Metaraminol is a potent sympathomimetic amine that increases both systolic and diastolic blood pressure, is an adrenergic receptor alpha-1 agonist.. Metaraminol is indicated for prevention and treatment of the acute hypotensive state occurring with spinal anesthesia. It is also indicated as adjunctive treatment of hypotension due to hemorrhage, reactions to medications, surgical complications, and shock associated with brain damage due to trauma or tumor. Metaraminol is also used in the treatment of priapism, in spite of this application was not approved, it appears to be effective.

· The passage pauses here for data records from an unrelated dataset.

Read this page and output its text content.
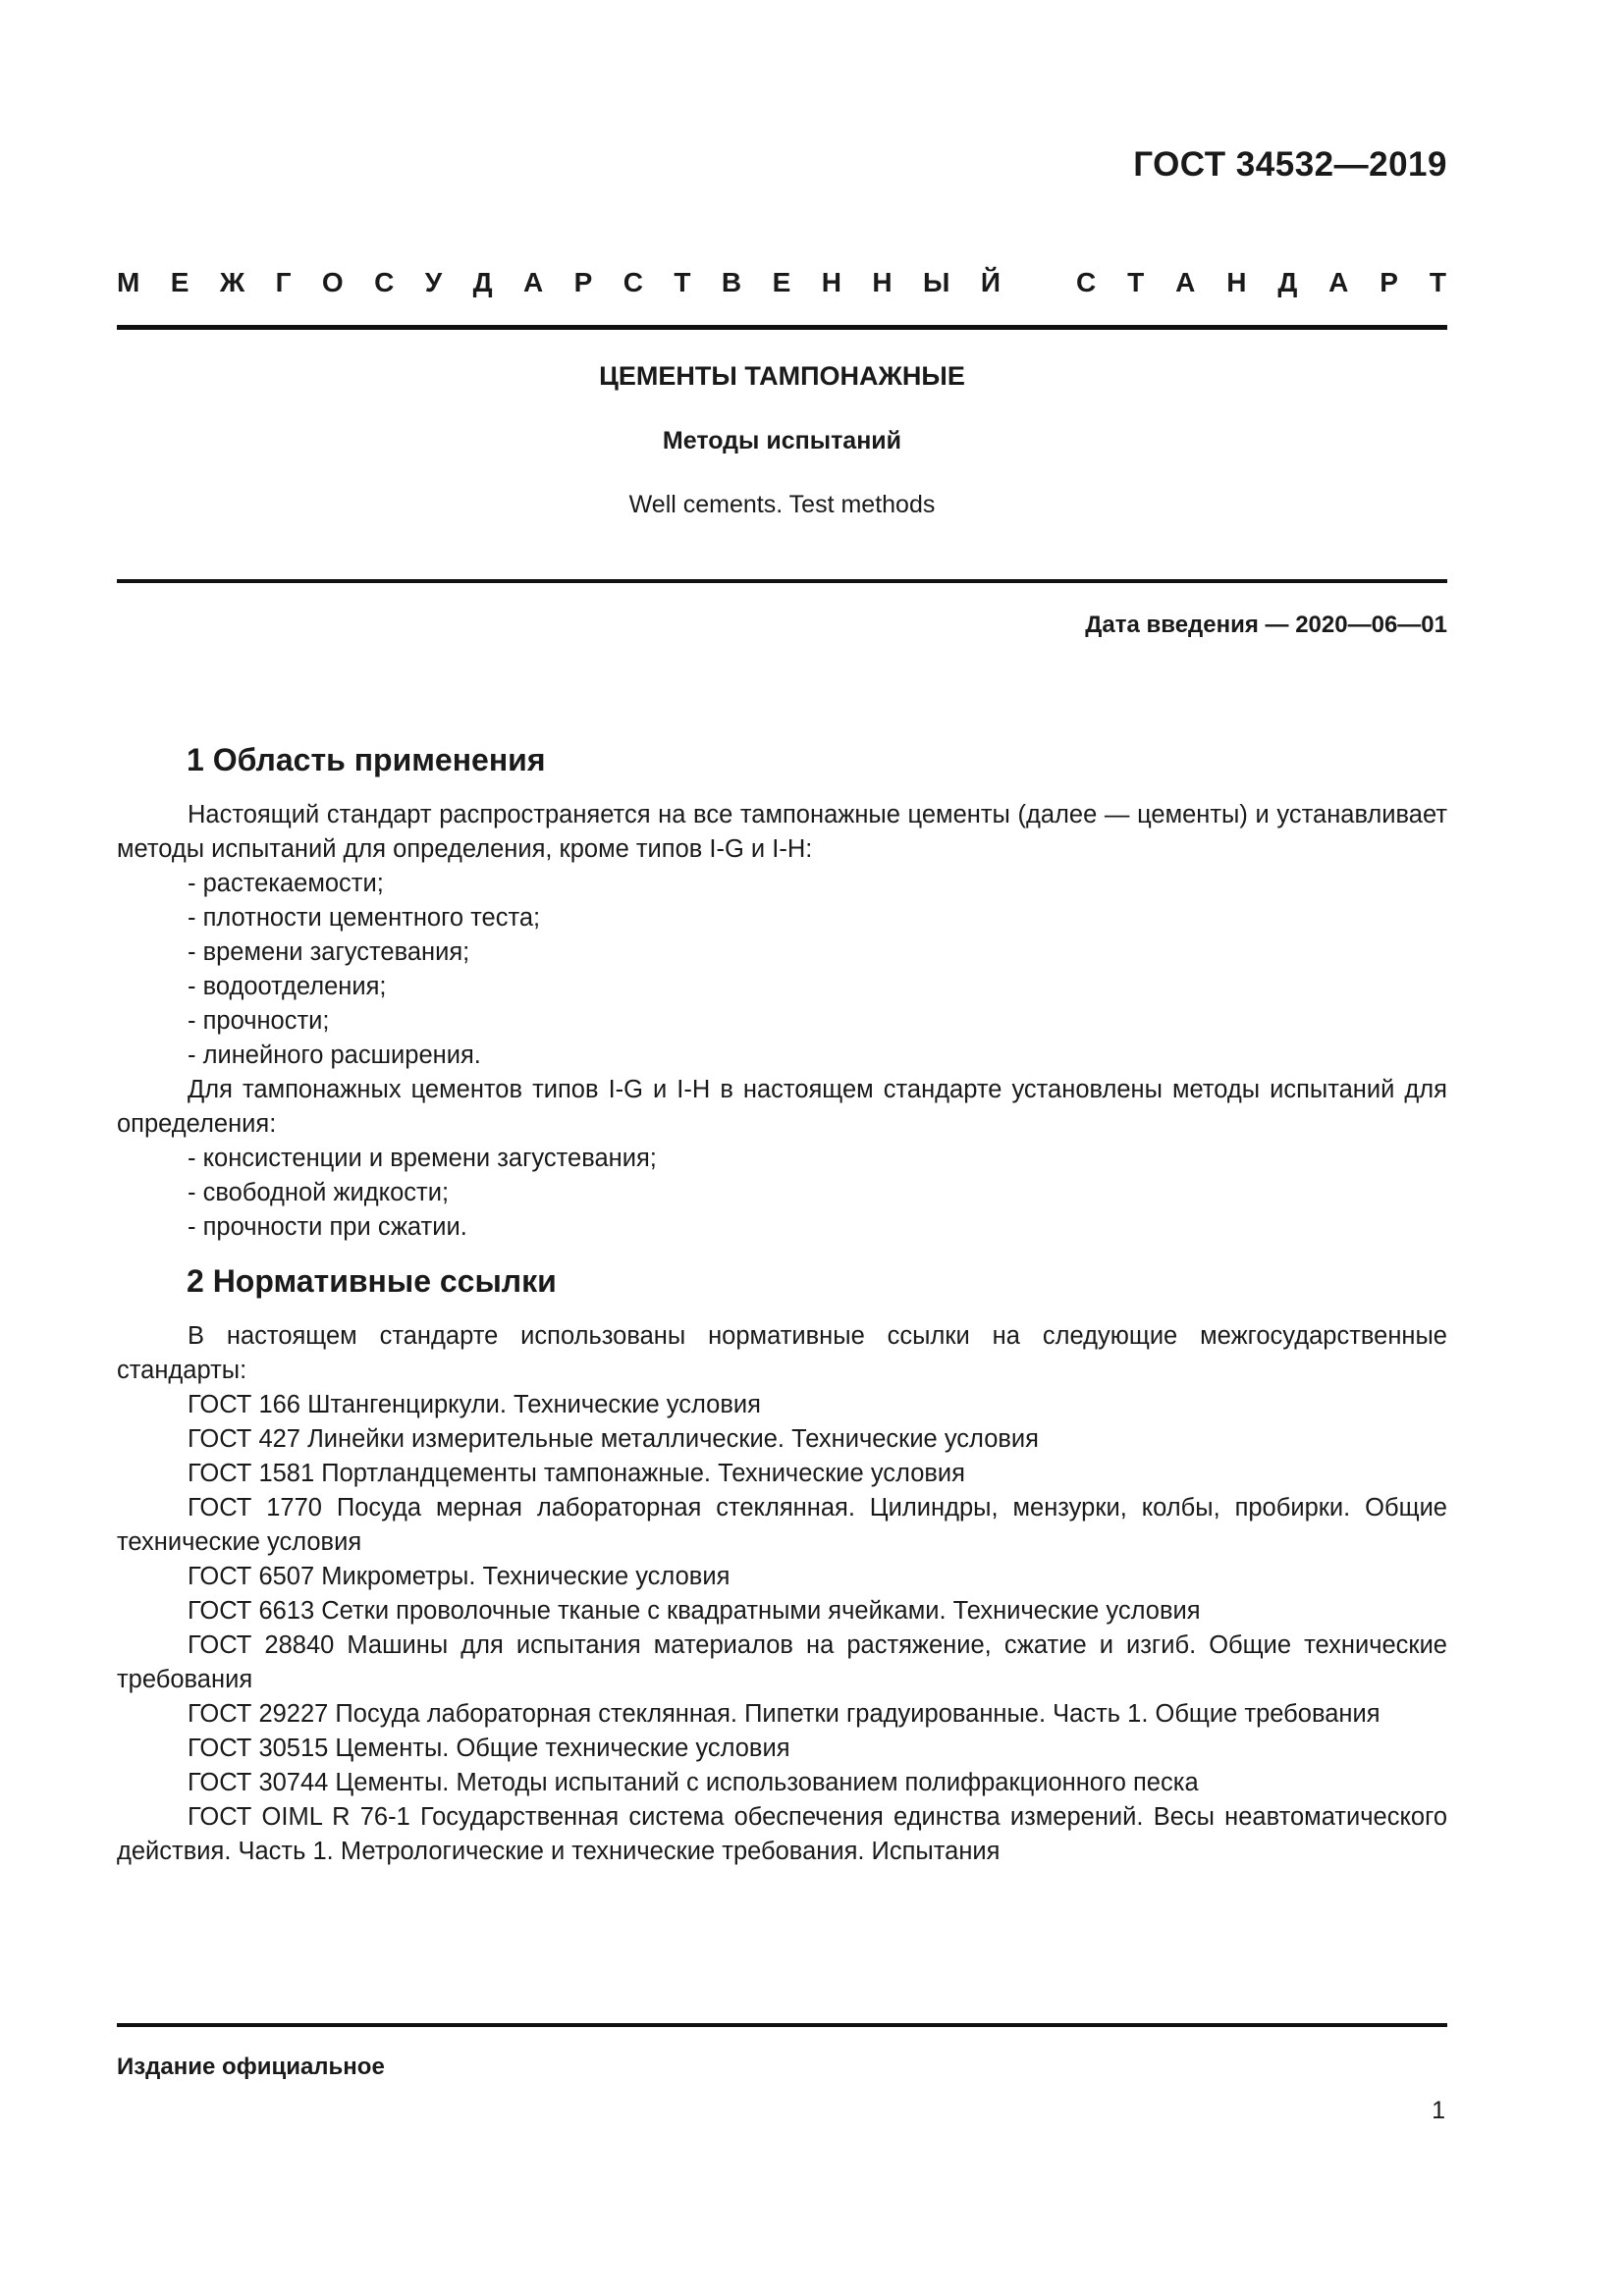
ГОСТ 34532—2019
М Е Ж Г О С У Д А Р С Т В Е Н Н Ы Й	С Т А Н Д А Р Т
ЦЕМЕНТЫ ТАМПОНАЖНЫЕ
Методы испытаний
Well cements. Test methods
Дата введения — 2020—06—01
1 Область применения

Настоящий стандарт распространяется на все тампонажные цементы (далее — цементы) и устанавливает методы испытаний для определения, кроме типов I-G и I-H:

- растекаемости;

- плотности цементного теста;

- времени загустевания;

- водоотделения;

- прочности;

- линейного расширения.

Для тампонажных цементов типов I-G и I-H в настоящем стандарте установлены методы испытаний для определения:

- консистенции и времени загустевания;

- свободной жидкости;

- прочности при сжатии.

2 Нормативные ссылки

В настоящем стандарте использованы нормативные ссылки на следующие межгосударственные стандарты:

ГОСТ 166 Штангенциркули. Технические условия

ГОСТ 427 Линейки измерительные металлические. Технические условия

ГОСТ 1581 Портландцементы тампонажные. Технические условия

ГОСТ 1770 Посуда мерная лабораторная стеклянная. Цилиндры, мензурки, колбы, пробирки. Общие технические условия

ГОСТ 6507 Микрометры. Технические условия

ГОСТ 6613 Сетки проволочные тканые с квадратными ячейками. Технические условия

ГОСТ 28840 Машины для испытания материалов на растяжение, сжатие и изгиб. Общие технические требования

ГОСТ 29227 Посуда лабораторная стеклянная. Пипетки градуированные. Часть 1. Общие требования

ГОСТ 30515 Цементы. Общие технические условия

ГОСТ 30744 Цементы. Методы испытаний с использованием полифракционного песка

ГОСТ OIML R 76-1 Государственная система обеспечения единства измерений. Весы неавтоматического действия. Часть 1. Метрологические и технические требования. Испытания

Издание официальное
1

Cyclopentolate (cyclopentolate hydrochloride) is a parasympatholytic anticholinergic used solely to obtain mydriasis or cycloplegia. This anticholinergic preparation blocks the responses of the sphincter muscle of the iris and the accommodative muscle of the ciliary body to cholinergic stimulation, producing pupillary dilation (mydriasis) and paralysis of accommodation (cycloplegia). It acts rapidly, but has a shorter duration than atropine. Maximal cycloplegia occurs within 25 to 75 minutes after instillation. Complete recovery of accommodation usually takes 6 to 24 hours. Complete recovery from mydriasis in some individuals may require several days. Heavily pigmented irides may require more doses than lightly pigmented irides.

Methscopolamine bromide is an anticholinergic agent used along with other medications to treat peptic ulcers by reducing stomach acid secretion. Methscopolamine is also commonly used as a drying agent, to dry up post-nasal drip, in cold, irritable bowel syndrome and allergy medications. Methscopolamine binds to M1-M5 isoforms of muscarinic receptors.